Konsultasi individu (satu-ke-satu) dan kelompok telah ditunjukkan untuk membantu pasien kanker dengan gangguan penyesuaian. Konseling mungkin termasuk perawatan yang berfokus pada pikiran, perasaan, dan perilaku pasien.

Berikut ini dapat membantu pasien mengatasi:

    Pelatihan relaksasi.
    Biofeedback.
    Latihan pencitraan mental.
    Penyelesaian masalah.
    Rencanakan acara yang mungkin terjadi di masa depan.
    Ubah keyakinan yang tidak benar.
    Gangguan.
    Pikir berhenti.
    Pikiran positif.

Konseling dapat dikombinasikan dengan obat anti ansietas atau antidepresan. Konseling harus dicoba sebelum obat. Beberapa pasien tidak dibantu oleh konseling atau memiliki masalah kesehatan mental yang lebih berat, seperti kecemasan atau depresi berat. Pasien-pasien ini dapat dibantu oleh obat anti ansietas atau antidepresan bersamaan dengan konseling.

Mengobati Gangguan Psikologis dan Sosial di Antara Penderita Kanker

Perasaan gangguan emosional, sosial, atau spiritual dapat membuat sulit untuk mengatasi pengobatan kanker.

Hampir semua pasien yang hidup dengan kanker memiliki perasaan tertekan. Perasaan tertekan berkisar dari kesedihan dan ketakutan sampai masalah yang lebih serius seperti depresi, panik, merasa tidak pasti tentang keyakinan spiritual, atau merasa sendiri atau terpisah dari teman dan keluarga.

Pasien yang dalam kesulitan selama fase kanker membutuhkan perawatan dan dukungan untuk kesusahan mereka. Pasien lebih mungkin perlu diperiksa dan dirawat karena tertekan selama periode berikut:

    Segera setelah diagnosis.
    Di awal perawatan.
    Pada akhir perawatan.
    Dari waktu ke waktu setelah menyelesaikan perawatan dan selama remisi. Jika kankernya kembali.

Jika tujuan pengobatan berubah dari menyembuhkan atau mengendalikan kanker ke terapi paliatif untuk meredakan gejala dan meningkatkan kualitas hidup.

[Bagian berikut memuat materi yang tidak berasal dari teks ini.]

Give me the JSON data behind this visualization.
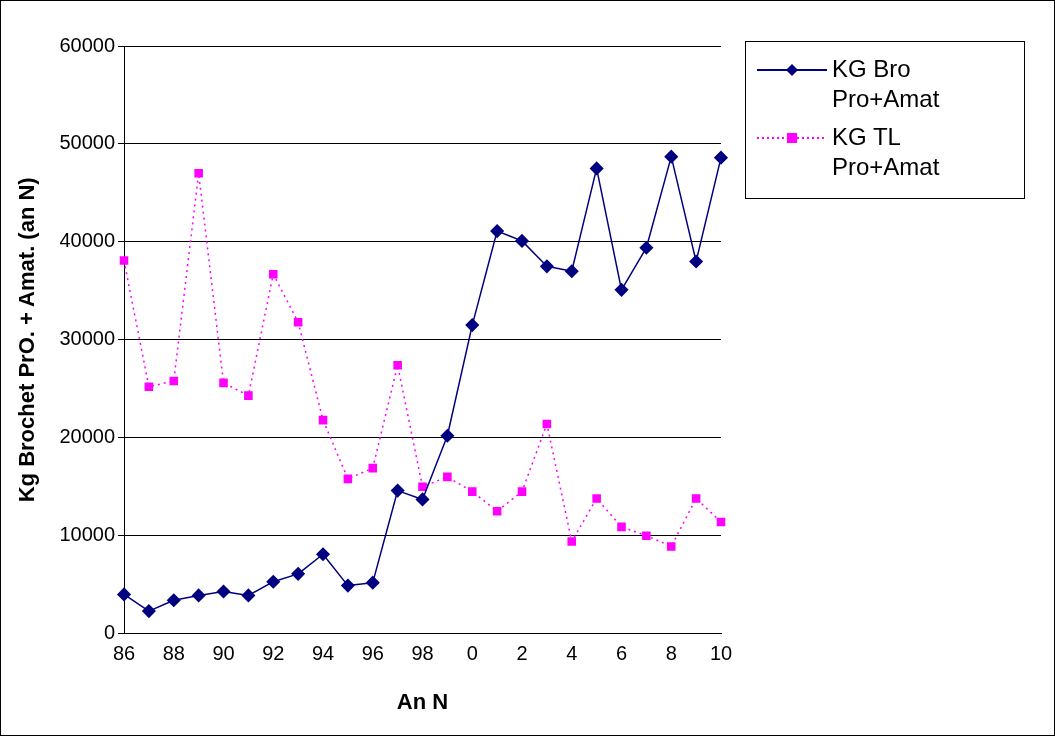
{
  "chart_data": {
    "type": "line",
    "xlabel": "An N",
    "ylabel": "Kg Brochet PrO. + Amat. (an N)",
    "categories": [
      "86",
      null,
      "88",
      null,
      "90",
      null,
      "92",
      null,
      "94",
      null,
      "96",
      null,
      "98",
      null,
      "0",
      null,
      "2",
      null,
      "4",
      null,
      "6",
      null,
      "8",
      null,
      "10"
    ],
    "series": [
      {
        "name": "KG Bro Pro+Amat",
        "color": "#000080",
        "marker": "diamond",
        "line_style": "solid",
        "values": [
          4000,
          2300,
          3400,
          3900,
          4300,
          3900,
          5300,
          6100,
          8100,
          4900,
          5200,
          14600,
          13700,
          20200,
          31500,
          41100,
          40100,
          37500,
          37000,
          47500,
          35100,
          39400,
          48700,
          38000,
          48600
        ]
      },
      {
        "name": "KG TL Pro+Amat",
        "color": "#ff00ff",
        "marker": "square",
        "line_style": "dotted",
        "values": [
          38100,
          25200,
          25800,
          47000,
          25600,
          24300,
          36700,
          31800,
          21800,
          15800,
          16900,
          27400,
          15000,
          16000,
          14500,
          12500,
          14500,
          21400,
          9400,
          13800,
          10900,
          10000,
          8900,
          13800,
          11400
        ]
      }
    ],
    "ylim": [
      0,
      60000
    ],
    "yticks": [
      0,
      10000,
      20000,
      30000,
      40000,
      50000,
      60000
    ],
    "grid": "y",
    "legend": "top right"
  }
}
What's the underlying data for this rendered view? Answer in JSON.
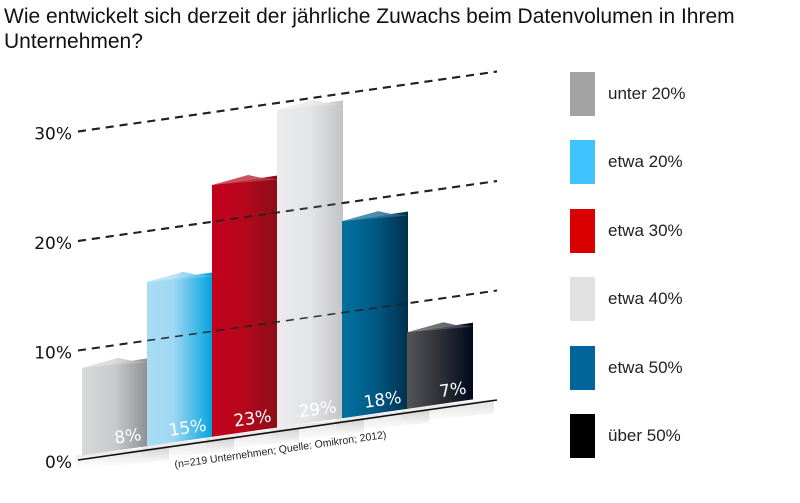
{
  "title": "Wie entwickelt sich derzeit der jährliche Zuwachs beim Datenvolumen in Ihrem Unternehmen?",
  "chart_data": {
    "type": "bar",
    "title": "Wie entwickelt sich derzeit der jährliche Zuwachs beim Datenvolumen in Ihrem Unternehmen?",
    "categories": [
      "unter 20%",
      "etwa 20%",
      "etwa 30%",
      "etwa 40%",
      "etwa 50%",
      "über 50%"
    ],
    "values": [
      8,
      15,
      23,
      29,
      18,
      7
    ],
    "value_labels": [
      "8%",
      "15%",
      "23%",
      "29%",
      "18%",
      "7%"
    ],
    "colors": [
      "#a0a0a0",
      "#40c4ff",
      "#d90000",
      "#e0e0e0",
      "#006699",
      "#000000"
    ],
    "yticks": [
      0,
      10,
      20,
      30
    ],
    "ytick_labels": [
      "0%",
      "10%",
      "20%",
      "30%"
    ],
    "ylim": [
      0,
      32
    ],
    "xlabel": "",
    "ylabel": "",
    "grid": true,
    "legend_position": "right",
    "note": "(n=219 Unternehmen; Quelle: Omikron; 2012)"
  },
  "legend": [
    {
      "label": "unter 20%",
      "color": "#a3a3a3"
    },
    {
      "label": "etwa 20%",
      "color": "#40c4ff"
    },
    {
      "label": "etwa 30%",
      "color": "#d90000"
    },
    {
      "label": "etwa 40%",
      "color": "#e1e1e1"
    },
    {
      "label": "etwa 50%",
      "color": "#006699"
    },
    {
      "label": "über 50%",
      "color": "#000000"
    }
  ]
}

Pasien yang mengalami kesulitan mengatasi kanker mungkin merasa terbantu jika berbicara dengan seorang profesional tentang kekhawatiran dan kekhawatiran mereka. Spesialis ini termasuk:

    Para profesional kesehatan mental, termasuk psikolog dan psikiater.
    Pekerja sosial.
    Spesialis perawatan paliatif.
    Penasihat agama.

Pasien yang dalam kesulitan dapat dibantu oleh berbagai jenis dukungan emosional dan sosial.

Penelitian menunjukkan bahwa pasien yang kesulitan menyesuaikan diri dengan kanker dibantu oleh perawatan yang memberi mereka dukungan emosional dan sosial, termasuk:

    Pelatihan relaksasi.
    Konseling atau terapi bicara.
    Sesi pendidikan kanker.
    Dukungan sosial dalam pengaturan grup.

Jenis perawatan ini dapat dikombinasikan dengan cara yang berbeda untuk satu atau lebih sesi. Penelitian telah menunjukkan bahwa pasien dengan kanker yang menerima terapi seperti itu menerima manfaat dibandingkan dengan mereka yang tidak menerima terapi ini.

Manfaat termasuk memiliki tingkat depresi, kecemasan, dan gejala terkait penyakit dan pengobatan yang lebih rendah, serta merasa lebih optimis. Pasien yang paling menderita tampaknya mendapatkan bantuan terbanyak dari terapi ini. Namun, pasien yang menerima terapi ini tidak hidup lebih lama daripada mereka yang tidak menerimanya.